I also figured out after reading more about IPUMS procedure is that no geographies with less than 20k people are made public. Since there are lots municipalities have less than that (in the order of 2 to 3 thousand municipalities I believe), that is why the number of municipalities gets reduced a lot.

Tks @JeffBloem for the clarifications on this.

Hello @JeffBloem,

I have a few questions related to this thread.

  1. First, do you confirm that geo2_br1980, geo2_br1991, geo2_br2000, geo2_br2010 present a degree of comparability based on their labels but not based on their codes (for instance, Porto Velho is coded as 1103 in 1980, as 1105 in 1991 and 2010, and as 1106 in 2000)?

  2. If yes in 1), do you confirm that building a variable equal to geo2_br1980 in 1980, geo2_br1991 in 1991, etc, would be completely nonsensical?

  3. Still if yes in 1), can you explain why the variables geo2_br1980, geo2_br1991, geo2_br2000 and geo2_br2010 have not been constructed such that their codes would be somehow more comparable, as in the previous IPUMS versions of these variables? I just want to understand better how the variables have been constructed.

  4. geo2_br2010 is nested in geo2_br but each of geo2_br1980, geo2_br1991 and geo2_br2000 is not always nested in geo2_br. Can you explain why please?
    → Let me take the municipality of Cruzeiro do Sul as an example to explain what I do not understand. geo2_br2010=12004 (“Cruzeiro do Sul”) belongs to geo2_br=76012002 but geo2_br1980=12004 (“Cruzeiro do Sul, Mancio Lima”) belongs to both geo2_br=76012002 (which contains Cruzeiro do Sul in its label) and geo2_br=76012008 (which contains Mancio Lima in its label).
    → I would understand this if Cruzeiro do Sul and Mancio Lima originally formed a single administrative municipality in 1980 which had then splitted. However, this is not the case, as your 1980 excel file posted above shows.
    → One possibility is that Cruzeiro do Sul and Mancio Lima are pooled together in geo2_br1980=12004 because the population size of this unit is very small (around 7,000 inhabitants).
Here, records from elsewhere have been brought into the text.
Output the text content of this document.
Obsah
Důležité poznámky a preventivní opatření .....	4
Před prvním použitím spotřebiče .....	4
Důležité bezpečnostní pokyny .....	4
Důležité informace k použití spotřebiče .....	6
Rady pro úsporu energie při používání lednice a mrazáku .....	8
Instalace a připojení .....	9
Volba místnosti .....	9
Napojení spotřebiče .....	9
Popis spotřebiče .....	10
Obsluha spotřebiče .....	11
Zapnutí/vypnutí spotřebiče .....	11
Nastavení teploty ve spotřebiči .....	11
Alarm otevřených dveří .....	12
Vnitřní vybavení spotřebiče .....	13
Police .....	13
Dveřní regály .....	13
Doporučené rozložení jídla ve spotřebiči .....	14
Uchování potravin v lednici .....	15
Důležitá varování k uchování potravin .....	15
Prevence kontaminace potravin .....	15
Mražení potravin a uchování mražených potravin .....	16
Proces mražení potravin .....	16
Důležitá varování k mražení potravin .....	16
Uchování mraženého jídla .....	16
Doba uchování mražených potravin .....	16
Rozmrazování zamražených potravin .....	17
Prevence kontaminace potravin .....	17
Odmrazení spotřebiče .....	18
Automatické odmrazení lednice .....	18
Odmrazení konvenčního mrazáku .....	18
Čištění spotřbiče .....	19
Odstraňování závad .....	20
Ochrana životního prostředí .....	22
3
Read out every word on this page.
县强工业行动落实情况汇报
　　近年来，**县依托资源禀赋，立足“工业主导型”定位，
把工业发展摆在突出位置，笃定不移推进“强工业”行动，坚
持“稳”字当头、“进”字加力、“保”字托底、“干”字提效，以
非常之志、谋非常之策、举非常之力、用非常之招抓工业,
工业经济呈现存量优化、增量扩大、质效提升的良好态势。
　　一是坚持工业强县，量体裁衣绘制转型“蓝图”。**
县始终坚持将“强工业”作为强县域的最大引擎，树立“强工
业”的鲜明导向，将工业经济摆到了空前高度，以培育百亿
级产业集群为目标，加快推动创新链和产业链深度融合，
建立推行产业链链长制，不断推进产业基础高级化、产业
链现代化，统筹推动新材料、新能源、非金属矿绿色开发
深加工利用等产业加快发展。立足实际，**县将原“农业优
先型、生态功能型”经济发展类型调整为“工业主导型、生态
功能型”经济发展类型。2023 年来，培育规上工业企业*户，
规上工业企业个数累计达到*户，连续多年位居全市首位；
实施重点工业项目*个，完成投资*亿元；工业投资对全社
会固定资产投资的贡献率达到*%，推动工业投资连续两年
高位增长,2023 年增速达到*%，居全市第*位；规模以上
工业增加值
However, the IPUMS documentation says it regionalizes small municipalities based on the most recent census (ie the 2010 one, not the 1980 one).
    → My question, in the end in this example, is: why are Cruzeiro do Sul not Mancio Lima not coded/labelled separately in geo2_br1980?

  5. Is there any difference between geo2_br and geolev2?

Sorry for the long post and many thanks for you help.

Best,
Geoffrey

My apologies for the delay in replying. Jeff successfully defended his dissertation this spring, and has wrapped up his time with IPUMS. However, I am able to provide information that should address the questions you raise. Please let me know if you have further follow-up questions.

The core response to your question is that GEO2_BR has been harmonized to have consistent boundaries over time (these variables go beyond nominal integration of matching up municipalities based on name alone and identify areas with a geographically consistent footprint over time). In contrast, the year-specific variables (e.g., GEO2_BR1980) are not harmonized over time as they are only offered for a single year. As such, I do not advise making comparisons among the year-specific variables (this relates to your first three questions).

Regarding your question about nesting, the GEO2 year-specific variables nest within the first geographic level, but not within GEO2_BR. Again, we do not encourage users to make comparisons among the year-specific variables and instead encourage them to use GEO2_BR for any analyses over time.

GEOLEV2 should be the same as GEO2_BR for Brazil; however, GEOLEV2 also includes other countries’ second administrative units. This is useful for researchers interested in making cross-country comparisons, but we provide country-specific variables for researchers who don’t require the coverage of multiple countries.